Mahkemece; borçlu olduğundan bahisle davalı hakkında icra takibi başlatıldığı, sitede henüz toplu yapı yönetimine geçilmediği için genel hükümler uyarınca mahkemenin yetkili ve görevli olduğu, davalıya ait taşınmazın keşfen incelendiği ve 13/10/2015 havale tarihli bilirkişi raporu ile oturulamaz halde olduğunun tespit edildiği, hesap bilirkişisinden ayrıntılı, objektif, denetlenebilir ve somut olayın akışına uygun nitelik ve nicelikte rapor alındığı, buna göre davacının 16.021,70 TL alacak hakkına sahip olduğu, faiz talebi yönünden ise davalının daha önce temerrüde düşürüldüğünün ispatlanamadığı, en erken temerrüt tarihinin takip tarihi olacağı, işlemiş faiz talebinin usul ve yasaya uygun olmadığı, dolayısı ile bu alacak kaleminin takip talebinden çıkarılması gerektiği gerekçesiyle;
...-Davanın kısmen kabulü kısmen reddi ile;
... İcra Müdürlüğünün 2014/108 E sayılı dosyasında davalı tarafça yapılan itirazın kısmen iptali ile takibin sadece 16.021,70 TL asıl alacak üzerinden, işlemiş faiz olmaksızın devamına, fazlaya ilişkin talebin reddine,
2-Alacağın miktarı yargılamayı gerektirdiğinden ve yargılama sonunda likit olduğundan davacının lehine talep ettiği %20 oranındaki inkar tazminatı talebinin reddine, davacının takipte haksız ve kötüniyetli olduğu ispatlanamadığından, aslolan iyiniyet olduğundan reddedilen kısma ilişkin davalı tarafça talep edilen %20 oranındaki icra tazminatı talebinin reddine karar verilmiş, hüküm davacı ve davalı vekilleri tarafından temyiz edilmiştir.
Dava; ortak gider alacağı nedeni ile başlatılan icra takibine yapılan itirazın iptali istemine ilişkindir.

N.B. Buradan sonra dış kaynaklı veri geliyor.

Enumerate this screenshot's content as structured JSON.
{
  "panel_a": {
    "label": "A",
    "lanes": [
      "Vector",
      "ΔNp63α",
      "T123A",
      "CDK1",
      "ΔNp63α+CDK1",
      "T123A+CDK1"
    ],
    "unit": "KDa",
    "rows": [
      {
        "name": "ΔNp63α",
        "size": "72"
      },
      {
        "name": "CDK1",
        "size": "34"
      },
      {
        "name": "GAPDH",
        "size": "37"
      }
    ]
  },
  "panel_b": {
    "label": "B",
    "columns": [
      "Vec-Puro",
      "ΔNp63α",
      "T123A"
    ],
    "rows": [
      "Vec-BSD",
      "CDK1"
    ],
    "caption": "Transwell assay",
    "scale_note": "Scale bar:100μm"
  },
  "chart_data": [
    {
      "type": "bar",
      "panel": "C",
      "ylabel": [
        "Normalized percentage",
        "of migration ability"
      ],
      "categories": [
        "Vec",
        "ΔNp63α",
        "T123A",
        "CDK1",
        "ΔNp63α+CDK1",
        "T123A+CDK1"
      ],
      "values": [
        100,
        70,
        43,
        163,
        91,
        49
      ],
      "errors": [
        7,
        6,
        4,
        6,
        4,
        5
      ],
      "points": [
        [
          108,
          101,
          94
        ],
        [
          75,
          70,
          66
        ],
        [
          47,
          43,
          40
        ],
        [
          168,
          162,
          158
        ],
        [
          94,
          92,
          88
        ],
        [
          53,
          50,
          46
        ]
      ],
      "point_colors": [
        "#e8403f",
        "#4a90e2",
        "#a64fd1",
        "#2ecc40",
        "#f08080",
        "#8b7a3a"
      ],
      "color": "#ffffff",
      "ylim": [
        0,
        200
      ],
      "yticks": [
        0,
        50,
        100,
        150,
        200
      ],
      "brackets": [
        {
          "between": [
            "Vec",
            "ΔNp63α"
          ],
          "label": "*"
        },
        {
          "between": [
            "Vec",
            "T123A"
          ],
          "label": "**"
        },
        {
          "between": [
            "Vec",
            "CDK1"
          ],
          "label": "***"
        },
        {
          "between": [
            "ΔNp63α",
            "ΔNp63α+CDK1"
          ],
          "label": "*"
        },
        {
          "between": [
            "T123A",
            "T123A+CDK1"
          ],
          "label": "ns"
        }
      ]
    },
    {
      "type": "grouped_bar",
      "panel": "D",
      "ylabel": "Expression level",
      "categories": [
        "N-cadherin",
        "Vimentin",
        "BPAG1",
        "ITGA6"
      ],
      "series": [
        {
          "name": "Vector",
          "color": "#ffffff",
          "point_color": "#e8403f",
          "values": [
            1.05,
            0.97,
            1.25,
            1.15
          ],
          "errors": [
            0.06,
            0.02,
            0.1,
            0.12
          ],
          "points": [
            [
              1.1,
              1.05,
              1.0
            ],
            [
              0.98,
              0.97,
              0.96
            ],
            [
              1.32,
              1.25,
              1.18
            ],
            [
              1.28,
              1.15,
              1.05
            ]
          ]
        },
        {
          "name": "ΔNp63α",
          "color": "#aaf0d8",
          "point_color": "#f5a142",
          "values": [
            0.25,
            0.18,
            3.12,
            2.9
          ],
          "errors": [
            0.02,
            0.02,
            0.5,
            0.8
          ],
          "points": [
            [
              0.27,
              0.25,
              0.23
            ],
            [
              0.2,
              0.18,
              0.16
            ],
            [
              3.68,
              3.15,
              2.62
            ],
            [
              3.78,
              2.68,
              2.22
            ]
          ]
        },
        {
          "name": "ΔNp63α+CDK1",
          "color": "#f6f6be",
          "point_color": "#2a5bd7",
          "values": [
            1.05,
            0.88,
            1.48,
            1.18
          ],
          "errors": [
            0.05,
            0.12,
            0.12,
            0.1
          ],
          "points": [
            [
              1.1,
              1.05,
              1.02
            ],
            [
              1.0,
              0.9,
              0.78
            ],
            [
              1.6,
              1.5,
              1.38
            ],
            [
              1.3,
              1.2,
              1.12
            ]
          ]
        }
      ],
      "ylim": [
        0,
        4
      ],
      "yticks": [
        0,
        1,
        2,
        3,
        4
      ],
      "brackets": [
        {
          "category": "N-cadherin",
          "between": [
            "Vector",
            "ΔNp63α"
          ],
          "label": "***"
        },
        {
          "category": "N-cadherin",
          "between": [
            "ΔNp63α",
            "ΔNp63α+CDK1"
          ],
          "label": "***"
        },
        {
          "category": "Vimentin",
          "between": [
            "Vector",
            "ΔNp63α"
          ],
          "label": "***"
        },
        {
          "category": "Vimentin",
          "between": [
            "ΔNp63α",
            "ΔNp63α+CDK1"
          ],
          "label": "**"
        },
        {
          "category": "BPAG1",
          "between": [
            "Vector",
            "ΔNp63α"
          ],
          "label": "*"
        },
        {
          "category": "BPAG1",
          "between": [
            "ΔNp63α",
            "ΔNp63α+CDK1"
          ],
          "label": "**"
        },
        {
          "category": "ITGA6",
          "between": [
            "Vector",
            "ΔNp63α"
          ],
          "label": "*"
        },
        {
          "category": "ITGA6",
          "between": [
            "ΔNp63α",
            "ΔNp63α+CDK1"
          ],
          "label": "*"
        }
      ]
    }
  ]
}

...-Kat Mülkiyeti Kanununun 20. maddesinin ikinci fıkrası hükmüne göre, ortak giderden payına düşeni ödemeyen bağımsız bölüm maliki gecikme faizi ödemekle yükümlü olup, ödemede geciktiği günler için ödemekle yükümlü bulunduğu gecikme tazminatının başlangıç gününün açıkça saptanmış olması gerekir. Dava konusu ortak giderin dayanağını oluşturan düzenleme; işletme projesi ise işletme projesinin davalıya tebliğ edildiği tarih, kat malikleri kurulu kararı ise bu kurula davalı katılmışsa karar tarihi, kararın alındığı toplantıya katılmamışsa bu kararın kendisine tebliğ edildiği ya da başka bir biçimde borcunu öğrendiği tarih, bu da yoksa hakkında açılan icra takibi nedeniyle ödeme emrinin tebliğ edildiği tarih esas alınmalıdır. Bu kapsamda; öncelikle aidat borcunun doğduğu dönemlere ilişkin alınan kat malikleri kurulu kararlarına ait belgelerin (toplantı çağrı davetiyeleri, toplantı çağrısına ilişkin tebligatlar, karar defterleri, toplantı tutanakları, hazirun cetveli, gündem... vs.) bütün olarak bilirkişiye tevdi edilerek, bu kararların iptal edilip edilmediği, iptal edilmedi ise kararların davalıya tebliğ edilip edilmediği tespit edildikten sonra, temerrüt tarihinin duraksamaya yer vermeyecek şekilde tespit edilmesi, davalının aidat borcunu öğrendiği günün açıkça belirlenmesi, icra takibinden önce öğrenmediği saptandığında gecikme tazminatının ödeme emrinin tebliğinden itibaren başlatılması gerekirken, bu konuda yeterli inceleme ve araştırma yapılmadan, yukarıda değinildiği biçimde kat mülkiyeti hukuku alanında uzman bilirkişilerden rapor alınmaksızın, tarafların ve Yargıtayın denetimine açık olmayacak biçimde hüküm kurulması doğru görülmemiştir.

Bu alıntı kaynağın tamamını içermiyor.